Parkinson first aired on the BBC on 19 June 1971 and enjoyed a successful run until 1982. In 1998 the chat show was revived on the BBC and proved an instant hit.
It switched from the BBC to ITV1 in 2004 and ran until 2007 – the same year Parkinson retired from his Sunday morning Radio 2 programme.
Amid hundreds of episodes of his talk show, headline-making interviews included those with actresses Dame Helen Mirren and US star Meg Ryan.
He famously introduced stage and screen star Mirren as the “sex queen” of the Royal Shakespeare Company during their 1975 chat show encounter, and asked if her “equipment” hindered her being recognised as a serious actress.
In 2003, his interview with Ryan made headlines following a frosty one-on-one with the Hollywood actress while she was promoting the poorly received erotic thriller In The Cut.
Ryan sat stony-faced for the sit-down, delivering one-word answers after allegedly being rude to her fellow guests on the show, the fashion double act Trinny and Susannah.
Parkinson brought down the curtain on more than 30 years of his chat show at the end of 2007 with a final show featuring David Beckham, Sir Michael Caine, Sir David Attenborough, Dame Judi Dench, Dame Edna Everage, Sir Billy Connolly, Peter Kay and Jamie Cullum in a two-hour special.
Speaking on the final show, he said: “Over the years it has been a privilege to meet some of the most intelligent and interesting people. It has always been a great joy and I shall miss it.”

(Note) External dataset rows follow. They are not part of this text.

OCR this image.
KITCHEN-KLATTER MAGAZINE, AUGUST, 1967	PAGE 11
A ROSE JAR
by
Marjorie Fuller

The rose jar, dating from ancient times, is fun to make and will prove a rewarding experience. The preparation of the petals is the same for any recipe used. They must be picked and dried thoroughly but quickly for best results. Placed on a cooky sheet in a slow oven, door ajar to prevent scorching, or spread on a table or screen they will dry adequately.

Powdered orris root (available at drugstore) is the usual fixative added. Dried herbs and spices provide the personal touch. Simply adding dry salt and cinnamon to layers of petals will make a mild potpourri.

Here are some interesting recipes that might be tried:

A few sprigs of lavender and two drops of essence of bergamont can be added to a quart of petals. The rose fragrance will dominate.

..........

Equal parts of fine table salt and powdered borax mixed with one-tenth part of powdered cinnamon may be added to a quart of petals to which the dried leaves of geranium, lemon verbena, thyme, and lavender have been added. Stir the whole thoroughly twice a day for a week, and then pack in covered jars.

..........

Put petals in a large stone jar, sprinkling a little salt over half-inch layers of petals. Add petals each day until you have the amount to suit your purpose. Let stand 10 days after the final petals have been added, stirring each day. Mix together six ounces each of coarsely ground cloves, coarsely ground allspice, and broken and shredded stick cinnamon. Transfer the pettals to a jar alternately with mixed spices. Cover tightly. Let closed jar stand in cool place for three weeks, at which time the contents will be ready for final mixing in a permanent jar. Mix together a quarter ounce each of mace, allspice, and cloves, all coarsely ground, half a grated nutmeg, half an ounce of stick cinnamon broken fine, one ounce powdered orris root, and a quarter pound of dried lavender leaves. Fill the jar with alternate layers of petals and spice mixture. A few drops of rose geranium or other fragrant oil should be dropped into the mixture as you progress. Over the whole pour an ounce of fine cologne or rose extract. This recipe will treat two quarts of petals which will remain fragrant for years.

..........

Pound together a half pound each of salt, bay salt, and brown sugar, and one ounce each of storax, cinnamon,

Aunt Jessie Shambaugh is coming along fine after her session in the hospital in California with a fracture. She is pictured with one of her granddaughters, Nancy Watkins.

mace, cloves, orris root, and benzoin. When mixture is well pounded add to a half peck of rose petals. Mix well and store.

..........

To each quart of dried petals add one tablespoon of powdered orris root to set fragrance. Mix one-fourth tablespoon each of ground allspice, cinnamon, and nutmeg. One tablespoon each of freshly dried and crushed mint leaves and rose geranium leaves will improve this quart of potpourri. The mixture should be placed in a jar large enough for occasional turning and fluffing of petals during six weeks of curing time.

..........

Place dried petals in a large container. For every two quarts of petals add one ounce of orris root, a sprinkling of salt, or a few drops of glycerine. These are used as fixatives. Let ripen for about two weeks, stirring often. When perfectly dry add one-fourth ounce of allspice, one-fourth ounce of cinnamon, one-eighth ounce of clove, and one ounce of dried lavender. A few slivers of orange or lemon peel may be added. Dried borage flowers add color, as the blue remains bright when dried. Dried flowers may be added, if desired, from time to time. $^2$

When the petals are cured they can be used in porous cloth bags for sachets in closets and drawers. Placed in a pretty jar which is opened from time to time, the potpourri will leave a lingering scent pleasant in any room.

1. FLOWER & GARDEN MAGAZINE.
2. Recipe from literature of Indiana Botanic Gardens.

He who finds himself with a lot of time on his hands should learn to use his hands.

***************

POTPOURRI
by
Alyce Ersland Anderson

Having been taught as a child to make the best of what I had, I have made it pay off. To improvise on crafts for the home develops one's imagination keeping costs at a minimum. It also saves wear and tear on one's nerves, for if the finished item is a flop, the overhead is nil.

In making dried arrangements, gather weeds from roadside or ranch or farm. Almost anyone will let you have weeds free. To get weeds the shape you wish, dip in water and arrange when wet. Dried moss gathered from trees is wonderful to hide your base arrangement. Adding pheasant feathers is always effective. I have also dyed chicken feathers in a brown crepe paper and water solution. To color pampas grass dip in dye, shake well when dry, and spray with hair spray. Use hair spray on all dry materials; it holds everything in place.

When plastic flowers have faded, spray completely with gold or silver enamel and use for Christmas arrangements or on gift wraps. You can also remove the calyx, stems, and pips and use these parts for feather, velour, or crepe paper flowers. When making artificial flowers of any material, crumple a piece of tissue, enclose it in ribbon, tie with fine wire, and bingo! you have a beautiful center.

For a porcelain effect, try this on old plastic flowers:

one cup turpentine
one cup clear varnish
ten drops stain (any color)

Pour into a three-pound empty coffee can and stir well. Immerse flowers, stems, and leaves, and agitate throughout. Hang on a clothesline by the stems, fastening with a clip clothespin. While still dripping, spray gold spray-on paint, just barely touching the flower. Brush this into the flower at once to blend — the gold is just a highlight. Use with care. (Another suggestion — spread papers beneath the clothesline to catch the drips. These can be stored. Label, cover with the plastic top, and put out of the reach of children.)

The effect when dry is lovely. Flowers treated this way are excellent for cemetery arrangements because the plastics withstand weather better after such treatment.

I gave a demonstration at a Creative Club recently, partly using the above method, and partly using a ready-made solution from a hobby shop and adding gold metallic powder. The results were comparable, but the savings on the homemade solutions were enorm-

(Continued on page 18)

As well as his television career, he was a respected radio broadcaster, having hosted Desert Island Discs on BBC Radio 4 as well as his own sports shows on Five Live. He was also an award-winning sports writer, having been a lifelong cricket fan. He was elected president of the Sports Journalists’ Association of Great Britain in 2004.
Parkinson received an honorary doctorate in 2008, alongside cricket umpire and his good friend Dickie Bird, at the Barnsley campus of Huddersfield University.
He was knighted by the late Queen at Buckingham Palace in 2008, and said of the accolade: “I never expected to be knighted – I thought there was more chance of me turning into a Martian really.”
In 2013, he spoke openly about being diagnosed with prostate cancer following a routine health check.